In general, the absence of high quality, randomized controlled clinical trials does not necessarily compromise the overall quality of the available data although making firm conclusions about the effect of an intervention (toothbrushing) is more difficult when:

  • variables associated with the intervention are not controlled;
  • confounding aetiological factors are not controlled;
  • there are no control groups in the trial and with particular reference to gingival recession.

Nevertheless, having considered carefully the evidence from this review, the limited number of included studies and the quality of the data permit us to make the following four conclusions within the limits of the protocol and the focussed question.

Conclusions

Based on the studies included in this review we conclude that:

  • There is evidence from two randomized, controlled, clinical trials to suggest that in patients with non-inflammatory gingival recession, the correct use of either a powered or a manual toothbrush may prevent the progression of gingival recession;
  • The principal toothbrushing factors that have been associated with the development and progression of gingival recession are frequency and method of brushing although secondary factors include frequency of changing toothbrushes and hardness of the bristles;
  • Toothbrushing factors that have been associated with the development of NCCLs are frequency of brushing, toothbrushing method and hardness of the bristles;
  • The data to support or refute the association between toothbrushing and gingival recession and NCCLs are of variable quality.

Recommendations for Research

Further randomized, controlled clinical trials that are designed specifically to evaluate the effect of one or more toothbrushing factors in the development and progression of gingival recession and NCCLs, whilst controlling for confounding factors are indicated.
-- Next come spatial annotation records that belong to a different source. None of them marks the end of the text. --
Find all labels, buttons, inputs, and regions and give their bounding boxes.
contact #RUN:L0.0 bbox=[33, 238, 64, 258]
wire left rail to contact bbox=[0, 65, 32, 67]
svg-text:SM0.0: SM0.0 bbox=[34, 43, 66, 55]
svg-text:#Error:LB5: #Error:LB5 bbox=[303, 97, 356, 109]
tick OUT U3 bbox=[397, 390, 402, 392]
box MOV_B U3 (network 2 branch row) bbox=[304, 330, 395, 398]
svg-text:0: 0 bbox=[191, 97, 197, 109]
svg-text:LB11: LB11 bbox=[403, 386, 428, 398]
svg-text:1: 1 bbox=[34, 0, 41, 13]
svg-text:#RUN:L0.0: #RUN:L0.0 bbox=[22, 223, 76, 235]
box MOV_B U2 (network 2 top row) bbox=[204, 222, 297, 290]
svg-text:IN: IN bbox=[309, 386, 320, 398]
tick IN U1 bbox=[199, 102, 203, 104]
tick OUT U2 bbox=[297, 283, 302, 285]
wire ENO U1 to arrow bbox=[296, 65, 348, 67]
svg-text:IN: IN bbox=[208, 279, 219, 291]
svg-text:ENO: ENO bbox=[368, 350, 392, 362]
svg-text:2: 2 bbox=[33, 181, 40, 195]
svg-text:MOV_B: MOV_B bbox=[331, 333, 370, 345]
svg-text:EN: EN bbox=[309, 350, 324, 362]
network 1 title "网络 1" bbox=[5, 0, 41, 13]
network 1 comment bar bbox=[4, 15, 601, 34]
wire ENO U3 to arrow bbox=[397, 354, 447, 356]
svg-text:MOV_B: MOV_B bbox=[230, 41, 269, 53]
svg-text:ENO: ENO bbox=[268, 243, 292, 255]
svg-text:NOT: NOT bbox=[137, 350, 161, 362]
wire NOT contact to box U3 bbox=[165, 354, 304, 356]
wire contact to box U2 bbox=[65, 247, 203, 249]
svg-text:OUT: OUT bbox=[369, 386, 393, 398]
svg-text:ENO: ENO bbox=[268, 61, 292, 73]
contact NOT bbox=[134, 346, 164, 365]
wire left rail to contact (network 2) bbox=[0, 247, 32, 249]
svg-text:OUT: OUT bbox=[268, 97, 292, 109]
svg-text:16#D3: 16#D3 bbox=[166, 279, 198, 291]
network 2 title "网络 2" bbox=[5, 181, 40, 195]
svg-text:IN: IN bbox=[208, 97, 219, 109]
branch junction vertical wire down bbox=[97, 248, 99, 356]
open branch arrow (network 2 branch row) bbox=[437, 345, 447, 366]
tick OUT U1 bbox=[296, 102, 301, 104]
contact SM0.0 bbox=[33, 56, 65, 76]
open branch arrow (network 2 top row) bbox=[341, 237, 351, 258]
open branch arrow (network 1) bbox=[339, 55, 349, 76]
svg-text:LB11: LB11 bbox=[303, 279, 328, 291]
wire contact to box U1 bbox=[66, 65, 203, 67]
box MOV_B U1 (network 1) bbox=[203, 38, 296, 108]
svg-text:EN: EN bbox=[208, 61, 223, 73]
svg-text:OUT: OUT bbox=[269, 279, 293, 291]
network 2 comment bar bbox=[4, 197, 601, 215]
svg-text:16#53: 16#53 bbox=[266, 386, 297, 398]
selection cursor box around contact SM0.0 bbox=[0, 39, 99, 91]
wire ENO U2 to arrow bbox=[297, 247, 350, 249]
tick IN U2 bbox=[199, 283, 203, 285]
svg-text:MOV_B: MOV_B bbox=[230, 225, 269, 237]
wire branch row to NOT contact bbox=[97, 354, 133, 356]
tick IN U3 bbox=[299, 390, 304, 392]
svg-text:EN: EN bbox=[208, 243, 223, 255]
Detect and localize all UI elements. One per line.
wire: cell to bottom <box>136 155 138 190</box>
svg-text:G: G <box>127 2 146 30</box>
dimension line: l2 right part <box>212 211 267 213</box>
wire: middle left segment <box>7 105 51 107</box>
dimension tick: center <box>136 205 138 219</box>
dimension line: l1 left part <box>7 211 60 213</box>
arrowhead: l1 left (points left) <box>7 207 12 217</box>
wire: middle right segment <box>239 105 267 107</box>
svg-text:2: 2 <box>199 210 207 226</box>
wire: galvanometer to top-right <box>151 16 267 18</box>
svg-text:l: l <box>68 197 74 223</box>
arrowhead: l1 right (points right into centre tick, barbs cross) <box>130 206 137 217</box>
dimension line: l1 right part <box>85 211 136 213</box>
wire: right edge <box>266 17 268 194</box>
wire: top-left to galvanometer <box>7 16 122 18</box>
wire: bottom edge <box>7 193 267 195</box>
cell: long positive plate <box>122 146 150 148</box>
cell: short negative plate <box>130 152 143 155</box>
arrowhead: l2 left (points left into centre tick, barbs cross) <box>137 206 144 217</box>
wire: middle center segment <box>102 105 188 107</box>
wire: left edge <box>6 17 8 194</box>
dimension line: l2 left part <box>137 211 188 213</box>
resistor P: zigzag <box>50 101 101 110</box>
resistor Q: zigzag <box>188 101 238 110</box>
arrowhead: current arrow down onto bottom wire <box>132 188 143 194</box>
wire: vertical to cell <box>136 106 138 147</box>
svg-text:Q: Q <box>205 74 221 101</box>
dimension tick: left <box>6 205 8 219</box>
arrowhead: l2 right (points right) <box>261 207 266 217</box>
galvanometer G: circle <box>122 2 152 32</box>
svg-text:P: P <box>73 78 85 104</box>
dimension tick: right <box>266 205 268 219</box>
Such studies would need to be long-term projects to determine with confidence whether toothbrushing factors predispose to, rather than are just associated with, non-inflammatory gingival recession and NCCLs.

Recommendations for Clinical Practice

The duration, force and frequency of toothbrushing are often associated with gingival recession but the available evidence does not confirm unequivocally that these are indeed the most important aetiological factors. It remains important to assess toothbrushing duration and frequency on an individual patient basis and a more complete profile of toothbrushing should include an assessment of toothbrushing technique, bristle hardness and frequency of changing the toothbrush.

Whilst there is some, albeit equivocal (Level III) evidence from cross-sectional and case–control studies to implicate toothbrushing factors with NCCLs, patients should be advised that an irregular toothbrushing method, brushing too many times per day and using a firm bristled brush may contribute to tooth wear.

There is some evidence to suggest that the introduction of effective toothbrushing using either a manual or a powered toothbrush may help to reduce localized gingival recession. Clinicians must reassure patients with established gingival recession that these lesions may be stabilized by modifying toothbrushing behaviour and resolving any inflammatory component.

Acknowledgements

The authors thank Dr Arndt Güntsch for providing copies of articles that we were unable to find in the UK and Mrs Julie Watson for her assistance in preparing the tables for the manuscript.

Clinical Relevance

Scientific rational for the study: Case reports and reviews suggest an association between toothbrushing and the development of gingival recession and NCCLs. A systematic approach to review was warranted.

Principal findings: A meta-analysis of 2 RCTs failed to show progression of gingival recession over 12 months. Cross-sectional and case–control studies provide some evidence that toothbrushing method and frequency are implicated in the development of gingival recession and NCCLs but more research is needed to confirm the relative importance of aetiological factors.

Practical implications: Clinicians must remain vigilant to the possibility that toothbrushing factors may contribute to gingival recession and NCCLs.